Furthermore, it’s not just the lowly juniors losing their jobs: the fat cats, well established in their roles, are also being thrown overboard as sales figures plummet and even the grandest of ships rock to and fro in the stormy seas of the magazine market.

So now I’ve set you up with a suitably dramatic and gloomy picture, how shall I turn this around? Because if I can’t, I might as well give up now and high-tail it back to Scotland where I can settle down with the local Laird and in ten years time look back and laugh at my days trying to pursue a career in journalism.
But some how that’s not really me, so here goes:

For one thing, if you are the type to turn and run at the first hint of a challenge I would hazard that you are not cut out for journalism. How many times as a journalist are you going to have to push that extra little bit to get the information you want? In such instances you wouldn’t think to yourself, “Oh Damn I didn’t get the quote or angle I was looking for, never mind I’ll just go back to the office for a cup of tea and a slice of Battenburg,” would you?

Two years ago if Barack Obama had decided the presidential race was too much of a struggle and thrown in the towel, then today we wouldn’t have the joy of celebrating the demise of the neo-conservatives in America after eight years in office.

But now he has been voted as the next Commander in Chief, Obama should expect challenges which are arguably bigger than those faced by previous men holding the reins. This Times article provides a great summary of the changing role of America in international relations and the reality of the situation Obama is now confronted with. In another medium, this cartoon from illustrates the enormity of what President Bush is passing on to the Democrats.

Again, Obama is unlikely to look at this challenge, think “sod this for a game of soldiers” and run back to Illinois with his tail between his legs.

Similarly then, when faced with a competitive job market, you would be foolish to see the glass as half empty when you could see it as half full. It may be a daunting time to become a journalist but I find that to be part of the draw.
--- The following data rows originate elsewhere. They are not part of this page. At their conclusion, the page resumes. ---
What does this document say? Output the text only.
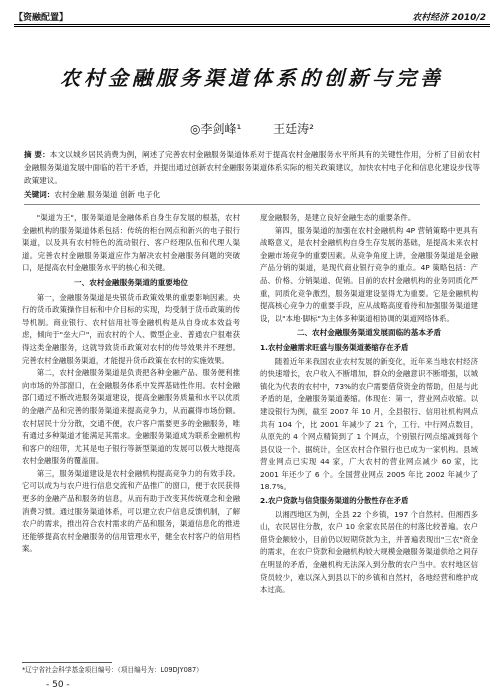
【资融配置】	农村经济 2010/2
农村金融服务渠道体系的创新与完善
◎李剑峰¹	王廷涛²
摘 要：本文以城乡居民消费为例，阐述了完善农村金融服务渠道体系对于提高农村金融服务水平所具有的关键性作用，分析了目前农村金融服务渠道发展中面临的若干矛盾，并提出通过创新农村金融服务渠道体系实际的相关政策建议，加快农村电子化和信息化建设步伐等政策建议。
关键词：农村金融 服务渠道 创新 电子化

"渠道为王"，服务渠道是金融体系自身生存发展的根基，农村金融机构的服务渠道体系包括：传统的柜台网点和新兴的电子银行渠道，以及具有农村特色的流动银行、客户经理队伍和代理人渠道。完善农村金融服务渠道应作为解决农村金融服务问题的突破口，是提高农村金融服务水平的核心和关键。

一、农村金融服务渠道的重要地位

第一，金融服务渠道是央银货币政策效果的重要影响因素。央行的货币政策操作目标和中介目标的实现，均受制于货币政策的传导机制。商业银行、农村信用社等金融机构是从自身成本效益考虑，倾向于"垒大户"，而农村的个人、微型企业、普通农户很难获得这类金融服务，这就导致货币政策对农村的传导效果并不理想。完善农村金融服务渠道，才能提升货币政策在农村的实施效果。

第二，农村金融服务渠道是负责把各种金融产品、服务便利推向市场的外部窗口，在金融服务体系中发挥基础性作用。农村金融部门通过不断改进服务渠道建设，提高金融服务质量和水平以优质的金融产品和完善的服务渠道来提高竞争力，从而赢得市场份额。农村居民十分分散，交通不便，农户客户需要更多的金融服务，唯有通过多种渠道才能满足其需求。金融服务渠道成为联系金融机构和客户的纽带，尤其是电子银行等新型渠道的发展可以极大地提高农村金融服务的覆盖面。

第三，服务渠道建设是农村金融机构提高竞争力的有效手段。它可以成为与农户进行信息交流和产品推广的窗口，便于农民获得更多的金融产品和服务的信息，从而有助于改变其传统观念和金融消费习惯。通过服务渠道体系，可以建立农户信息反馈机制，了解农户的需求，推出符合农村需求的产品和服务，渠道信息化的推进还能够提高农村金融服务的信用管理水平，健全农村客户的信用档案。

度金融服务，是建立良好金融生态的重要条件。

第四，服务渠道的加强在农村金融机构 4P 营销策略中更具有战略意义，是农村金融机构自身生存发展的基础，是提高未来农村金融市场竞争的重要因素。从竞争角度上讲，金融服务渠道是金融产品分销的渠道，是现代商业银行竞争的重点。4P 策略包括：产品、价格、分销渠道、促销。目前的农村金融机构的业务同质化严重，同质化竞争激烈，服务渠道建设显得尤为重要。它是金融机构提高核心竞争力的重要手段，应从战略高度看待和加强服务渠道建设，以"本地·脚标"为主体多种渠道相协调的渠道网络体系。

二、农村金融服务渠道发展面临的基本矛盾
1.农村金融需求旺盛与服务渠道萎缩存在矛盾

随着近年来我国农业农村发展的新变化，近年来当地农村经济的快速增长，农户收入不断增加，群众的金融意识不断增强，以城镇化为代表的农村中，73%的农户需要借贷资金的帮助，但是与此矛盾的是，金融服务渠道萎缩。体现在：第一，营业网点收缩。以建设银行为例，截至 2007 年 10 月，全县银行、信用社机构网点共有 104 个，比 2001 年减少了 21 个，工行、中行网点数目，从原先的 4 个网点精简到了 1 个网点，个别银行网点缩减到每个县仅设一个。据统计，全区农村合作银行也已成为一家机构。县域营业网点已实现 44 家，广大农村的营业网点减少 60 家，比 2001 年还少了 6 个。全国营业网点 2005 年比 2002 年减少了 18.7%。

2.农户贷款与信贷服务渠道的分散性存在矛盾

以湘西地区为例，全县 22 个乡镇，197 个自然村。但湘西多山，农民居住分散，农户 10 余家农民居住的村落比较普遍。农户借贷金额较小，目前仍以短期贷款为主，并普遍表现出"三农"资金的需求，在农户贷款和金融机构较大规模金融服务渠道供给之间存在明显的矛盾，金融机构无法深入到分散的农户当中。农村地区信贷员较少，难以深入到县以下的乡镇和自然村，各地经营和维护成本过高。

*辽宁省社会科学基金项目编号：（项目编号为：L09DJY087）
- 50 -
To an extent, all journalists are egoists; we like what we write and we like others to read it and like it as well.

In some ways then, the current clime may be even better for massaging those egos. At least if you get a job you know you must be pretty damn good. Which leads me to my final point: what should we do to stop ourselves from trembling at the knees in the face of all the doom and gloom prophesising about the world of journalism? Be pretty damn good. Embrace change and change with it and I fail to see how you can be left behind.